第93話(織田信房視点)
「ちと、集まり過ぎの気がするな」
「徳川、武田、上杉が陸の主戦力を担う以上、前線の陸兵だけで1万以上が集うのは当然では」
「海上戦力も、三島村上水軍衆に加え、九鬼や羽柴の水軍衆も加わりました。セイロン島までの護衛に当たる軍艦は、ガレオン船が約60隻に達します。
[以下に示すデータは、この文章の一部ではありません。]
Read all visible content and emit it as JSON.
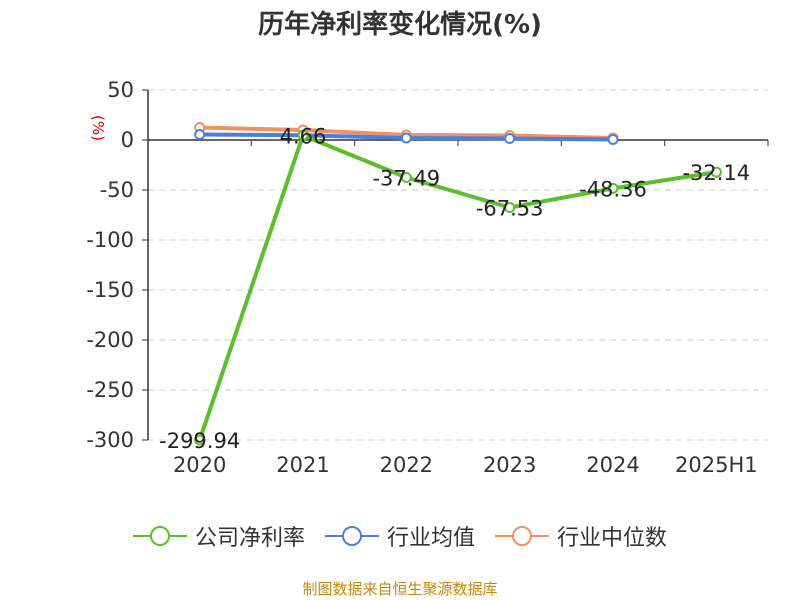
{
  "chart_data": {
    "type": "line",
    "title": "历年净利率变化情况(%)",
    "ylabel": "(%)",
    "xlabel": "",
    "categories": [
      "2020",
      "2021",
      "2022",
      "2023",
      "2024",
      "2025H1"
    ],
    "ylim": [
      -300,
      50
    ],
    "yticks": [
      50,
      0,
      -50,
      -100,
      -150,
      -200,
      -250,
      -300
    ],
    "ytick_labels": [
      "50",
      "0",
      "-50",
      "-100",
      "-150",
      "-200",
      "-250",
      "-300"
    ],
    "grid": true,
    "legend_position": "bottom",
    "series": [
      {
        "name": "公司净利率",
        "color": "#5bbf2b",
        "values": [
          -299.94,
          4.66,
          -37.49,
          -67.53,
          -48.36,
          -32.14
        ],
        "labels": [
          "-299.94",
          "4.66",
          "-37.49",
          "-67.53",
          "-48.36",
          "-32.14"
        ]
      },
      {
        "name": "行业均值",
        "color": "#4a7fe0",
        "values": [
          5.5,
          4.8,
          2,
          1.5,
          0.5,
          null
        ]
      },
      {
        "name": "行业中位数",
        "color": "#f39063",
        "values": [
          12.5,
          10,
          5,
          4.5,
          2,
          null
        ]
      }
    ]
  },
  "colors": {
    "ylabel": "#e00000",
    "axis": "#333333",
    "grid": "#cccccc",
    "source": "#c8860a"
  },
  "source": "制图数据来自恒生聚源数据库"
}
これだけの戦力があれば、コロンボ封鎖は十二分に可能と考えます」
「いや、それだけ集めては、ポルトガル軍が戦おうとしないのではないか」
「確かにそうなるやもしれませぬな」
織田信房とその周囲、真田信繁らは、そんな会話をシンガポールにて交わした後、陸海の兵力を出撃させることになった。
実際、徳川家からは松平秀康を総大将にして、呂宋から約二千が派遣されている。
上杉家も直江兼続を総大将として、約三千が参加している。
武田家に至っては仁科盛信を総大将に、武藤喜兵衛を戦目付(参謀長)にして、馬場、内藤、山県、春日といった、かつての武田四天王の後継者を鍛えるとして、約四千が派遣されている。
こうなっては、勝ち馬に乗ろうと日本国内の小勢力まで派兵することになり、それを親衛隊として編制した上で、約三千の兵力を織田信房は率いることになっていた。
海軍にしても、まずは三島村上水軍衆がガレオン船約30隻を、事実上は共同して派遣していた。
そして、毛利家をほぼ参戦させられなかった失態を少しでも取り返そうと、羽柴家から加藤嘉明や小西行長らを船大将にしてガレオン船約20隻が参加している。
そして、織田家からは九鬼嘉隆を総司令官としてガレオン船約10隻が参加していた。
そして、シンガポールからアチェ王国に立ち寄って、真水や食料の補給を行った後、約2月の航海を行って、織田信房の率いる陸海軍の面々は、セイロン島のトリンコマリー近くに上陸を果たした。
そこで、キャンディ王国と物資提供等に関する協定を改めて締結し、又、航海の疲れを半月程も癒した上で、織田信房らは、ポルトガル領セイロンの中心地であるコロンボを目指すことになった。
さて、こういった状況は、様々な噂等といった情報として、ポルトガル領セイロンに伝わっていた。
これに対処するために、ポルトガル側も無策であった訳ではなく、傭兵奴隷や武器を買い求めて、少しでもセイロン島を守るための戦力の拡充を図ったが、既述のような状況から限度があった。
この時点でセイロン島に展開していたポルトガルの陸海軍の兵力だが。
急きょ買い集めた傭兵奴隷約一千まで合わせても、陸兵は約二千といったところだった。
海軍に至っては、もっと絶望的な状況があった。
コロンボに展開しているガレオン船は5隻しか無く、それが全戦力だったのだ。
そして、修理程度ならともかく、コロンボにおいてガレオン船を急きょ建造すること等、ポルトガルに出来る筈が無かった。
そこに日本軍が来襲してきたのである。
ポルトガル領セイロンの防衛軍上層部では、陸軍はコロンボにかき集めて籠城戦を展開することにして、海軍はインド本土方面に一旦は退避して、インド本土方面の軍艦と合流した上で、コロンボを救援するという作戦が立案されたが、現実には困難というより不可能なのが見えていた。
インド本土方面の軍艦と合流しようとも、ポルトガル海軍の軍艦は10隻余りに過ぎない。
それに対する日本海軍の軍艦は60隻に達するのだ。
ざっと考えても、5倍もの戦力差がある。
幾らポルトガル海軍の船乗りが優秀であっても、5倍の戦力差を覆すのは不可能だった。
そして、幾らコロンボの城塞を固めても、これまた5倍以上の兵力で攻囲されては。
それこそ攻囲軍側に疫病等が流行するという奇跡でも起きない限り、ポルトガルの陸軍は必敗だったのだ。